Scientists accidentally turn humid air into clean energy

Scientists accidentally turn humid air into clean energyScientists accidentally turn humid air into clean energy
Pixabay
Carl Samson
July 3, 2023
A research team at the University of Massachusetts Amherst has successfully generated energy out of thin air.
How it started: The team first discovered the possibility in 2018 while working on a sensor for air humidity.
Senior author Jun Yao told the Guardian that it all started when a student forgot to plug in the sensor’s power. Afterward, they realized that the sensor — which was made of nanowires — produced electrical signals nonetheless. They learned that each nanowire allowed for an airborne water molecule to enter, and each “bump” it made inside resulted in a small charge.

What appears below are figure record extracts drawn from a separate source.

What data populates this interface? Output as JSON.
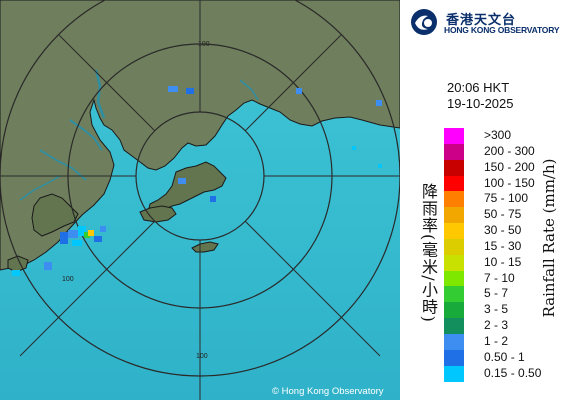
{
  "map": {
    "range_rings": [
      {
        "label": "100"
      },
      {
        "label": "100"
      },
      {
        "label": "100"
      }
    ],
    "copyright": "© Hong Kong Observatory"
  },
  "logo": {
    "name_cn": "香港天文台",
    "name_en": "HONG KONG OBSERVATORY"
  },
  "timestamp": {
    "time": "20:06 HKT",
    "date": "19-10-2025"
  },
  "legend": {
    "title_cn": "降雨率(毫米/小時)",
    "title_en": "Rainfall Rate (mm/h)",
    "items": [
      {
        "label": ">300",
        "color": "#ff00ff"
      },
      {
        "label": "200 - 300",
        "color": "#cc0088"
      },
      {
        "label": "150 - 200",
        "color": "#c80000"
      },
      {
        "label": "100 - 150",
        "color": "#ff0000"
      },
      {
        "label": "75 - 100",
        "color": "#ff7f00"
      },
      {
        "label": "50 - 75",
        "color": "#f2a700"
      },
      {
        "label": "30 - 50",
        "color": "#ffc800"
      },
      {
        "label": "15 - 30",
        "color": "#dccd00"
      },
      {
        "label": "10 - 15",
        "color": "#c8e100"
      },
      {
        "label": "7 - 10",
        "color": "#7fe800"
      },
      {
        "label": "5 - 7",
        "color": "#33cc33"
      },
      {
        "label": "3 - 5",
        "color": "#19aa3c"
      },
      {
        "label": "2 - 3",
        "color": "#138f5e"
      },
      {
        "label": "1 - 2",
        "color": "#3d8ef0"
      },
      {
        "label": "0.50 - 1",
        "color": "#1f6fe6"
      },
      {
        "label": "0.15 - 0.50",
        "color": "#00c8ff"
      }
    ]
  }
}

Their latest finding: The team has since worked to develop their discovery. In 2020, Yao and another co-author, Derek Lovley, reported that electricity could be continuously harvested from the air using a specialized material made of protein nanowires grown from a bacterium called Geobacter sulfurreducens.

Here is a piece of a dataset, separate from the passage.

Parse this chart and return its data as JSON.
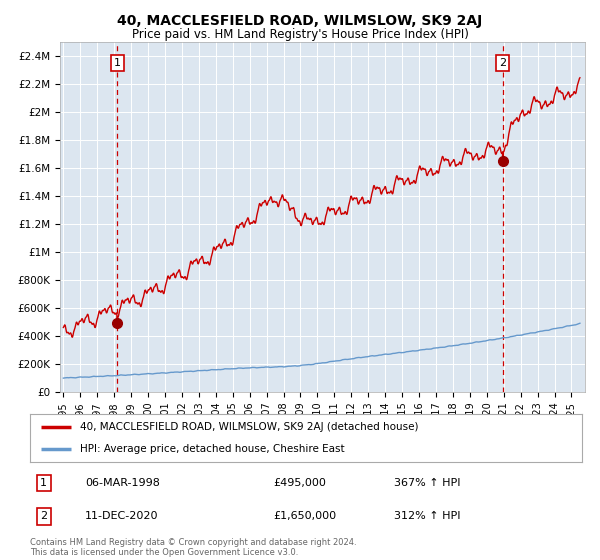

In their latest study published in the journal Advanced Materials last month, Yao and his team — including lead author Xiaomeng Liu, Hongyan Gao and Lu Sun — reported that nearly any material can be used for the same purpose as long as they are dotted with “nanopores.” These are holes with a diameter of less than 100 nanometers, or as Yao puts it, “less than a thousandth of the width of a human hair.”
How it works: The result is essentially a battery. Because the pores are so small, water molecules harvested from the air bump into their edge. The upper part of the harvester then becomes concentrated with more charged molecules than its lower part. An imbalance is created, akin to clouds capable of producing lightning.
The bigger picture: The findings present the possibility for a future that derives clean energy from anywhere — as long as there’s humidity. Harvesters can be made from almost anything and can be tailored for different environments. 
“This is very exciting,” lead author Liu said in a statement. “We are opening up a wide door for harvesting clean electricity from thin air.”